We know prospects for digital video revenues are encouraged by
soaring estimates, with big publishers doing everything to shift resources from the likes of display advertising, search and other digital areas to video platforms -- especially
“premium” video platforms.
That said, YouTube really isn’t in the “premium” area of the digital video world. But that’s not to say its short videos -- user-generated in large part -- aren’t doing yeoman’s work of pulling in big advertising revenues. Estimates are that YouTube had $5.6 billion in revenues at the end of last year.

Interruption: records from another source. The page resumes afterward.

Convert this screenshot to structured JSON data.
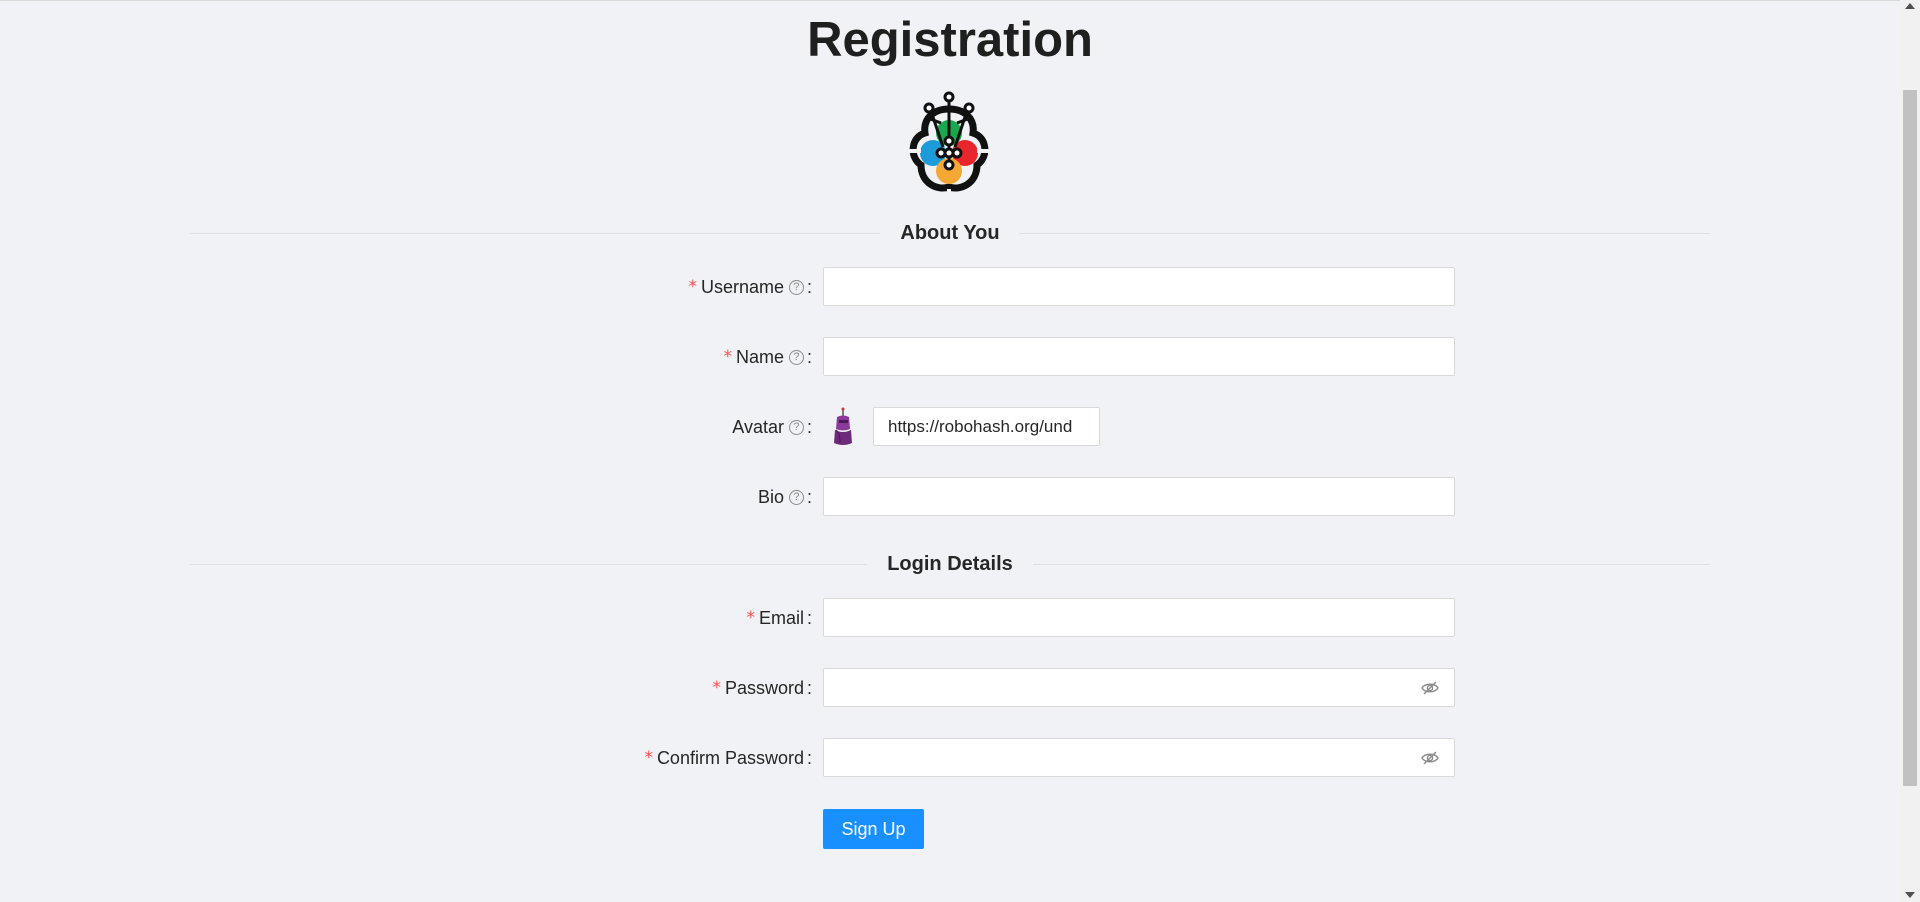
{
  "page": {
    "title": "Registration"
  },
  "sections": {
    "about": "About You",
    "login": "Login Details"
  },
  "fields": {
    "username": {
      "label": "Username",
      "required": true,
      "help": "?",
      "value": ""
    },
    "name": {
      "label": "Name",
      "required": true,
      "help": "?",
      "value": ""
    },
    "avatar": {
      "label": "Avatar",
      "required": false,
      "help": "?",
      "value": "https://robohash.org/und"
    },
    "bio": {
      "label": "Bio",
      "required": false,
      "help": "?",
      "value": ""
    },
    "email": {
      "label": "Email",
      "required": true,
      "value": ""
    },
    "password": {
      "label": "Password",
      "required": true,
      "value": ""
    },
    "confirm_password": {
      "label": "Confirm Password",
      "required": true,
      "value": ""
    }
  },
  "required_mark": "*",
  "colon": ":",
  "submit_label": "Sign Up",
  "icons": {
    "help": "question-circle-icon",
    "password_toggle": "eye-invisible-icon",
    "logo": "logo-icon",
    "avatar": "robot-avatar-icon"
  },
  "colors": {
    "primary": "#1890ff",
    "required": "#ff4d4f",
    "background": "#f0f2f5"
  }
}
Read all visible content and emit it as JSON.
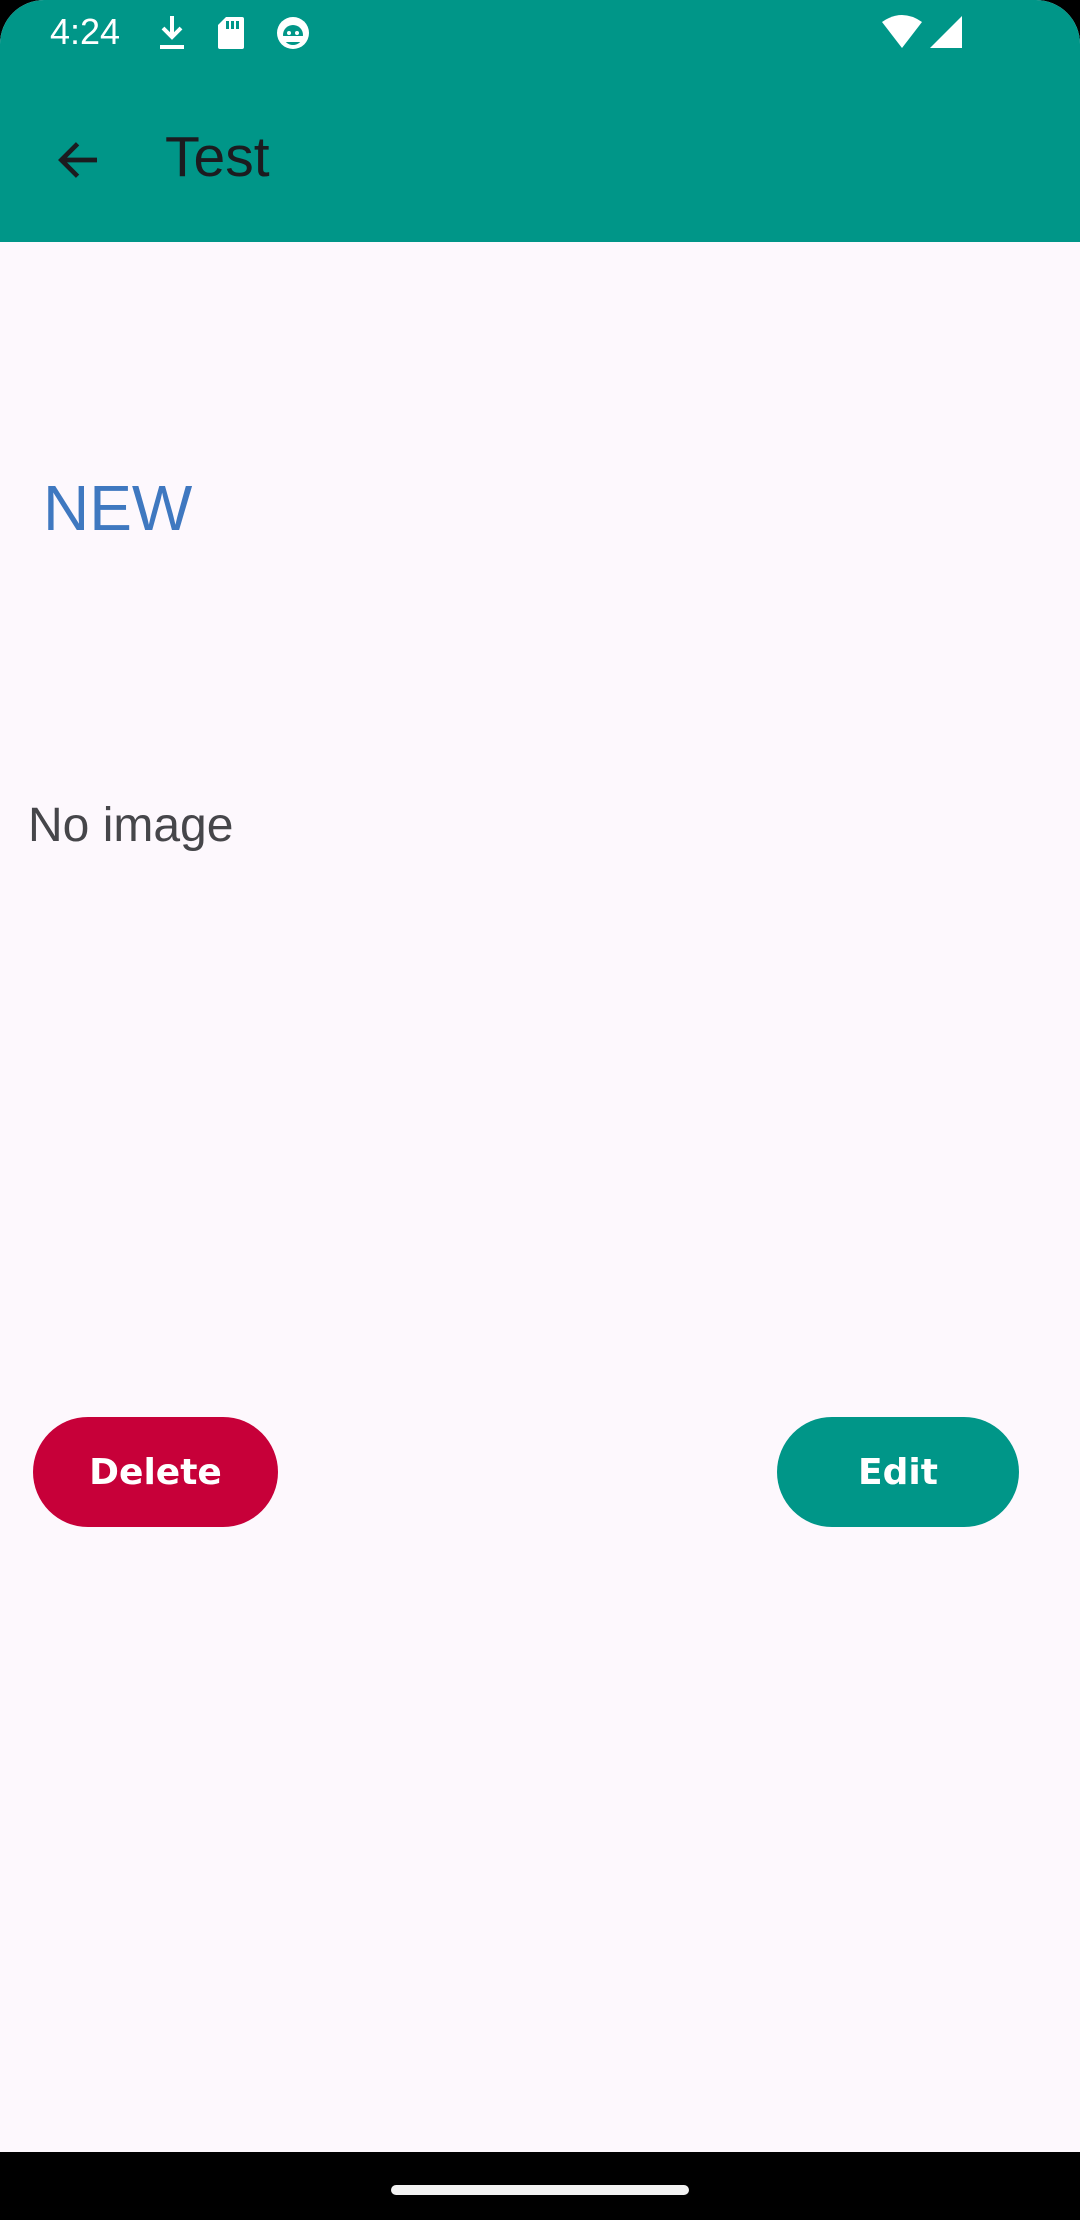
{
  "status_bar": {
    "time": "4:24",
    "icons_left": [
      "download-icon",
      "sd-card-icon",
      "android-debug-icon"
    ],
    "icons_right": [
      "wifi-icon",
      "signal-icon"
    ]
  },
  "app_bar": {
    "title": "Test",
    "back_icon": "arrow-back-icon",
    "background_color": "#009688"
  },
  "detail": {
    "status_label": "NEW",
    "status_color": "#3F78C0",
    "image_placeholder": "No image"
  },
  "actions": {
    "delete_label": "Delete",
    "delete_color": "#C70039",
    "edit_label": "Edit",
    "edit_color": "#009688"
  }
}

But we know media companies -- as well as other businesses -- are all about spreading the risk, as well as looking for new revenue--generating businesses.
And so, Susan Wojcicki, YouTube’s CEO, said this at an industry event: "YouTube right now is ad-supported, which is great because it has enabled us to scale to a billion users; but there's going to be a point where people don't want to see the ads.”
She added that a subscription arrangement is "an interesting model" and that YouTube is "thinking about how to give users options."
YouTube does have paid subscription product, as a niche business, allowing some content creators to charge for access to videos they post.
YouTube has for a long time eyed the growth of Netflix and Hulu. Some years ago Hulu had the forethought to star its subscription model, Hulu Plus -- to compete with the likes of Netflix -- a service which trims, but does not eliminate, advertising content connected to its programming.
You think about Hulu, you think TV shows. Netflix? A library movies, and of course those new edgy TV series you can view in bulk: “Orange is the New Black” and “House of Cards.”
YouTube? Yes, we know the brand. It’s a lot of everything. YouTube will no doubt continue to let viewers opt out of watching pre-roll advertising after five seconds.
The question will be: Should YouTube start looking like other popular video sites, as a hedge for the future?